I don't know if this is the appropriate place to ask this, but I really do need some help. I am doing a homework problem and I don't understand what is being asked. It goes as follows:
Write a MATLAB function to evaluate the trigonometric interpolant $p_n(x)$ for a given set of samples, $\bf{y}$:
Here it follows with some comments about making such a function, I'll leave that out since it's not relevant, but it goes on to say:
To test your program use $f(x) = 10cos(x)+5cos(3x)$ and plot the maximum error $max |p_n(x)-f(x)|$ for $n= 4,8,16,32,64.$ Verify that the maximum error is close to machine precision for $n=32,64.$ What is the reason behind this?
So I was able to find the interpolating function $p_n(x)$, but I don't know what the next part is asking. Am I supposed to find the maximum value of $g_n(x) = |p_n(x)-f(x)|$ for each $n$, say it is $g_n(x_0)$, then plot $g_i(x_0)$ vs $i$ for $i= 1...n$? So effectively, each value $g_i(x_0)$ is plotted on an $y$- axis and $i$ on a corresponding $x$-axis? Or am I simply supposed to make a plot of $g_n(x) = |p_n(x)-f(x)|$ for each n?
Also, how do I know when I am close to machine precision? When I start getting cancellation errors?
Thank in advance for the help.
By the way, I am using Julia to do this, not MATLAB.
You are to interpolate $f$ by $$ p_{n=2m}(x)=a_0+\sum_{j=1}^{m-1}(a_j\cos(jx)+b_j\sin(jx))+a_{m}\cos(mx) $$ at samples $y_k=f(x_k)$, $x_k=k\frac{2\pi}n=k\frac{\pi}m$.
Regardless of how you solve the resulting linear system for the coefficients, for $$f(x)=10\cos(x)+5\cos(3x)$$ the solution is uniquely given by $a_1=10$, $a_3=5$, all other coefficients $0$ for $m\ge 3$, $n\ge 6$. All deviations from that result are due to floating point noise, and since the discrete Fourier transform is orthogonal, the relative size of the noise is bounded to essentially the machine constant. For the given sample sizes this should happen for $n=8,16,32,64$.

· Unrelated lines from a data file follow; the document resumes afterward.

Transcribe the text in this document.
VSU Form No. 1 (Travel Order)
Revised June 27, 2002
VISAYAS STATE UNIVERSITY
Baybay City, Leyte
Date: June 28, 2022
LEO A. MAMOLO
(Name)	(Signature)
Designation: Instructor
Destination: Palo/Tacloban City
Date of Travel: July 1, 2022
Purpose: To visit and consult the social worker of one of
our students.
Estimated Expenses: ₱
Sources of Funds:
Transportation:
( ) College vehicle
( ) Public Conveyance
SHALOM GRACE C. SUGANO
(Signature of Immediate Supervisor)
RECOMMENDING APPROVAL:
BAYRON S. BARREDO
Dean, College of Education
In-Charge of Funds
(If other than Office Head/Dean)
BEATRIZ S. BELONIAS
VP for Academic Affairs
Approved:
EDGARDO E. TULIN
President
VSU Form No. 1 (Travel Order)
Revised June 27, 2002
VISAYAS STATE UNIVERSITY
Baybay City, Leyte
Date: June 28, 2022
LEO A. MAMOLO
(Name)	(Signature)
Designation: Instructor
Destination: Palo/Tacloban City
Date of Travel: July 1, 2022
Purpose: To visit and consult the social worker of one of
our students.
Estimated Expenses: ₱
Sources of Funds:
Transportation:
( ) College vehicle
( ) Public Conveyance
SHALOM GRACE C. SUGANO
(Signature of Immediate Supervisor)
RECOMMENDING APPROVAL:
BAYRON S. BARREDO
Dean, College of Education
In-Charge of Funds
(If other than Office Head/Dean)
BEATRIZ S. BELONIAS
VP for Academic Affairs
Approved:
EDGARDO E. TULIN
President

For the original task description from in [1], where $$ f(x)=10\cos(x)-3\sin(3x)+5\cos(3x)-15\cos(10x) $$ interpolation results in exact reconstruction of that formula for $m\ge 10$, $n\ge20$, so that indeed only in the cases $n=32,64$ one can expect the errors to be on the magnitude of $10\epsilon$.